Der Suhrkamp-Verlag hat Roland Barthes` erste Vorlesungsreihe verlegt, in der auch einer der großen Abenteurer der Literatur neu entdeckt wird.
Zweifellos erblickte einer der größten Abenteurer der Geschichte das Licht der Literaturwelt, als Daniel Defoe im Jahre 1719 seinen Roman Robinson Crusoe veröffentlichte.
Leben und wunderbare Abenteuer des Robinson Crusoe, Seemanns aus York, der 28 Jahre lang ganz einsam auf einer unbewohnten Insel an der Küste Amerikas nahe der Mündung des großen Stromes Orinoko lebte, wohin er als einziger Überlebender der ganzen Mannschaft durch Schiffbruch verschlagen war; nebst einem Bericht über seine ebenso wunderbare Befreiung durch Piraten. Beschrieben von ihm selbst., so der vollständige Titel der Erfolgsschrift, avancierte im Laufe seiner Rezeptionsgeschichte gar zum Urbild einer eigenständigen Kategorie innerhalb des Genres Abenteuerroman: die Robinsonade.

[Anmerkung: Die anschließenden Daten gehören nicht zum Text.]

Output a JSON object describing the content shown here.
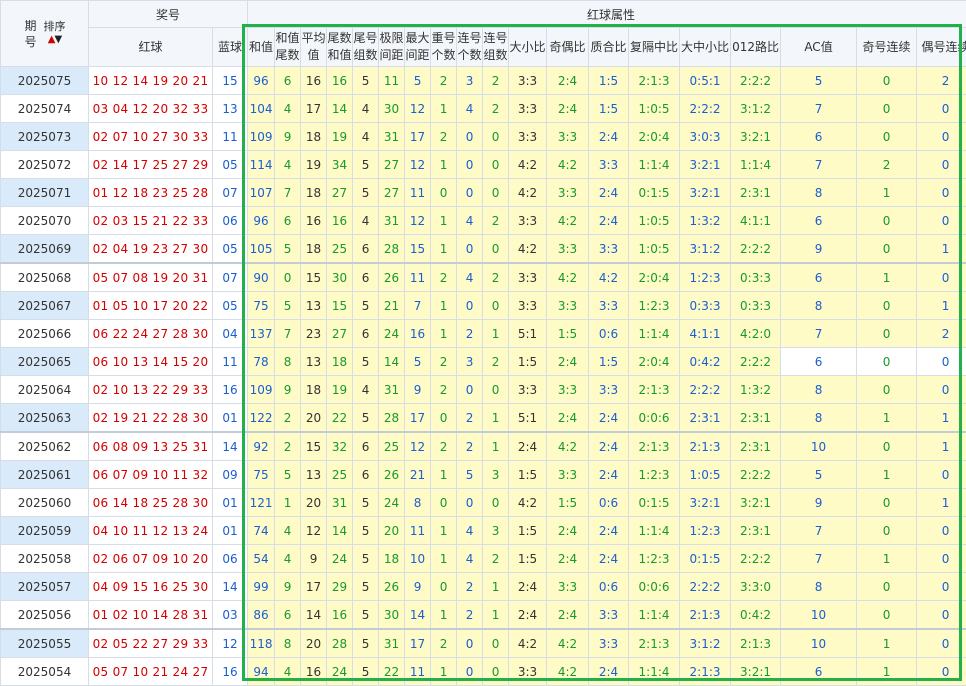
{
  "header": {
    "period": "期号",
    "sort_label": "排序",
    "prize_group": "奖号",
    "red_ball": "红球",
    "blue_ball": "蓝球",
    "attr_group": "红球属性",
    "cols": [
      "和值",
      "和值尾数",
      "平均值",
      "尾数和值",
      "尾号组数",
      "极限间距",
      "最大间距",
      "重号个数",
      "连号个数",
      "连号组数",
      "大小比",
      "奇偶比",
      "质合比",
      "复隔中比",
      "大中小比",
      "012路比",
      "AC值",
      "奇号连续",
      "偶号连续"
    ]
  },
  "rows": [
    {
      "period": "2025075",
      "red": "10 12 14 19 20 21",
      "blue": "15",
      "attrs": [
        "96",
        "6",
        "16",
        "16",
        "5",
        "11",
        "5",
        "2",
        "3",
        "2",
        "3:3",
        "2:4",
        "1:5",
        "2:1:3",
        "0:5:1",
        "2:2:2",
        "5",
        "0",
        "2"
      ]
    },
    {
      "period": "2025074",
      "red": "03 04 12 20 32 33",
      "blue": "13",
      "attrs": [
        "104",
        "4",
        "17",
        "14",
        "4",
        "30",
        "12",
        "1",
        "4",
        "2",
        "3:3",
        "2:4",
        "1:5",
        "1:0:5",
        "2:2:2",
        "3:1:2",
        "7",
        "0",
        "0"
      ]
    },
    {
      "period": "2025073",
      "red": "02 07 10 27 30 33",
      "blue": "11",
      "attrs": [
        "109",
        "9",
        "18",
        "19",
        "4",
        "31",
        "17",
        "2",
        "0",
        "0",
        "3:3",
        "3:3",
        "2:4",
        "2:0:4",
        "3:0:3",
        "3:2:1",
        "6",
        "0",
        "0"
      ]
    },
    {
      "period": "2025072",
      "red": "02 14 17 25 27 29",
      "blue": "05",
      "attrs": [
        "114",
        "4",
        "19",
        "34",
        "5",
        "27",
        "12",
        "1",
        "0",
        "0",
        "4:2",
        "4:2",
        "3:3",
        "1:1:4",
        "3:2:1",
        "1:1:4",
        "7",
        "2",
        "0"
      ]
    },
    {
      "period": "2025071",
      "red": "01 12 18 23 25 28",
      "blue": "07",
      "attrs": [
        "107",
        "7",
        "18",
        "27",
        "5",
        "27",
        "11",
        "0",
        "0",
        "0",
        "4:2",
        "3:3",
        "2:4",
        "0:1:5",
        "3:2:1",
        "2:3:1",
        "8",
        "1",
        "0"
      ]
    },
    {
      "period": "2025070",
      "red": "02 03 15 21 22 33",
      "blue": "06",
      "attrs": [
        "96",
        "6",
        "16",
        "16",
        "4",
        "31",
        "12",
        "1",
        "4",
        "2",
        "3:3",
        "4:2",
        "2:4",
        "1:0:5",
        "1:3:2",
        "4:1:1",
        "6",
        "0",
        "0"
      ]
    },
    {
      "period": "2025069",
      "red": "02 04 19 23 27 30",
      "blue": "05",
      "attrs": [
        "105",
        "5",
        "18",
        "25",
        "6",
        "28",
        "15",
        "1",
        "0",
        "0",
        "4:2",
        "3:3",
        "3:3",
        "1:0:5",
        "3:1:2",
        "2:2:2",
        "9",
        "0",
        "1"
      ]
    },
    {
      "period": "2025068",
      "red": "05 07 08 19 20 31",
      "blue": "07",
      "attrs": [
        "90",
        "0",
        "15",
        "30",
        "6",
        "26",
        "11",
        "2",
        "4",
        "2",
        "3:3",
        "4:2",
        "4:2",
        "2:0:4",
        "1:2:3",
        "0:3:3",
        "6",
        "1",
        "0"
      ]
    },
    {
      "period": "2025067",
      "red": "01 05 10 17 20 22",
      "blue": "05",
      "attrs": [
        "75",
        "5",
        "13",
        "15",
        "5",
        "21",
        "7",
        "1",
        "0",
        "0",
        "3:3",
        "3:3",
        "3:3",
        "1:2:3",
        "0:3:3",
        "0:3:3",
        "8",
        "0",
        "1"
      ]
    },
    {
      "period": "2025066",
      "red": "06 22 24 27 28 30",
      "blue": "04",
      "attrs": [
        "137",
        "7",
        "23",
        "27",
        "6",
        "24",
        "16",
        "1",
        "2",
        "1",
        "5:1",
        "1:5",
        "0:6",
        "1:1:4",
        "4:1:1",
        "4:2:0",
        "7",
        "0",
        "2"
      ]
    },
    {
      "period": "2025065",
      "red": "06 10 13 14 15 20",
      "blue": "11",
      "attrs": [
        "78",
        "8",
        "13",
        "18",
        "5",
        "14",
        "5",
        "2",
        "3",
        "2",
        "1:5",
        "2:4",
        "1:5",
        "2:0:4",
        "0:4:2",
        "2:2:2",
        "6",
        "0",
        "0"
      ]
    },
    {
      "period": "2025064",
      "red": "02 10 13 22 29 33",
      "blue": "16",
      "attrs": [
        "109",
        "9",
        "18",
        "19",
        "4",
        "31",
        "9",
        "2",
        "0",
        "0",
        "3:3",
        "3:3",
        "3:3",
        "2:1:3",
        "2:2:2",
        "1:3:2",
        "8",
        "0",
        "0"
      ]
    },
    {
      "period": "2025063",
      "red": "02 19 21 22 28 30",
      "blue": "01",
      "attrs": [
        "122",
        "2",
        "20",
        "22",
        "5",
        "28",
        "17",
        "0",
        "2",
        "1",
        "5:1",
        "2:4",
        "2:4",
        "0:0:6",
        "2:3:1",
        "2:3:1",
        "8",
        "1",
        "1"
      ]
    },
    {
      "period": "2025062",
      "red": "06 08 09 13 25 31",
      "blue": "14",
      "attrs": [
        "92",
        "2",
        "15",
        "32",
        "6",
        "25",
        "12",
        "2",
        "2",
        "1",
        "2:4",
        "4:2",
        "2:4",
        "2:1:3",
        "2:1:3",
        "2:3:1",
        "10",
        "0",
        "1"
      ]
    },
    {
      "period": "2025061",
      "red": "06 07 09 10 11 32",
      "blue": "09",
      "attrs": [
        "75",
        "5",
        "13",
        "25",
        "6",
        "26",
        "21",
        "1",
        "5",
        "3",
        "1:5",
        "3:3",
        "2:4",
        "1:2:3",
        "1:0:5",
        "2:2:2",
        "5",
        "1",
        "0"
      ]
    },
    {
      "period": "2025060",
      "red": "06 14 18 25 28 30",
      "blue": "01",
      "attrs": [
        "121",
        "1",
        "20",
        "31",
        "5",
        "24",
        "8",
        "0",
        "0",
        "0",
        "4:2",
        "1:5",
        "0:6",
        "0:1:5",
        "3:2:1",
        "3:2:1",
        "9",
        "0",
        "1"
      ]
    },
    {
      "period": "2025059",
      "red": "04 10 11 12 13 24",
      "blue": "01",
      "attrs": [
        "74",
        "4",
        "12",
        "14",
        "5",
        "20",
        "11",
        "1",
        "4",
        "3",
        "1:5",
        "2:4",
        "2:4",
        "1:1:4",
        "1:2:3",
        "2:3:1",
        "7",
        "0",
        "0"
      ]
    },
    {
      "period": "2025058",
      "red": "02 06 07 09 10 20",
      "blue": "06",
      "attrs": [
        "54",
        "4",
        "9",
        "24",
        "5",
        "18",
        "10",
        "1",
        "4",
        "2",
        "1:5",
        "2:4",
        "2:4",
        "1:2:3",
        "0:1:5",
        "2:2:2",
        "7",
        "1",
        "0"
      ]
    },
    {
      "period": "2025057",
      "red": "04 09 15 16 25 30",
      "blue": "14",
      "attrs": [
        "99",
        "9",
        "17",
        "29",
        "5",
        "26",
        "9",
        "0",
        "2",
        "1",
        "2:4",
        "3:3",
        "0:6",
        "0:0:6",
        "2:2:2",
        "3:3:0",
        "8",
        "0",
        "0"
      ]
    },
    {
      "period": "2025056",
      "red": "01 02 10 14 28 31",
      "blue": "03",
      "attrs": [
        "86",
        "6",
        "14",
        "16",
        "5",
        "30",
        "14",
        "1",
        "2",
        "1",
        "2:4",
        "2:4",
        "3:3",
        "1:1:4",
        "2:1:3",
        "0:4:2",
        "10",
        "0",
        "0"
      ]
    },
    {
      "period": "2025055",
      "red": "02 05 22 27 29 33",
      "blue": "12",
      "attrs": [
        "118",
        "8",
        "20",
        "28",
        "5",
        "31",
        "17",
        "2",
        "0",
        "0",
        "4:2",
        "4:2",
        "3:3",
        "2:1:3",
        "3:1:2",
        "2:1:3",
        "10",
        "1",
        "0"
      ]
    },
    {
      "period": "2025054",
      "red": "05 07 10 21 24 27",
      "blue": "16",
      "attrs": [
        "94",
        "4",
        "16",
        "24",
        "5",
        "22",
        "11",
        "1",
        "0",
        "0",
        "3:3",
        "4:2",
        "2:4",
        "1:1:4",
        "2:1:3",
        "3:2:1",
        "6",
        "1",
        "0"
      ]
    }
  ]
}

Spätestens seit dem Beginn des 20. Jahrhunderts gern als Kinderbuch verlegt, musste es sich Defoe schon kurz nach der Veröffentlichung vor beinahe 300 Jahren gefallen lassen, dass seine umfassende Gesellschaftskritik auf eine gut geschriebene, aber eher aussagenarme Abenteuergeschichte reduziert wurde. Dass dem hauptberuflichen Kaufmann da ein Unrecht geschah und geschieht, ist dem kundigen Leser mit dem gespitzten Bleistift in der Hand spätestens klar, wenn er sich dessen Gewahr wird, dass Robinson nicht von einem aufregendem Erlebnis zum nächsten hechtet, sondern ein großer Teil der mehreren Hundert Seiten mit Beschreibungen handwerklicher oder landwirtschaftlicher Techniken gefüllt ist. Und zwar auch dann, wenn man die Mutter der (seefahrenden) Abenteurergeschichten, die Odyssee, deren Existenz die Entstehung des Robinson selbstverständlich stillschweigend voraussetzt, links liegen lässt.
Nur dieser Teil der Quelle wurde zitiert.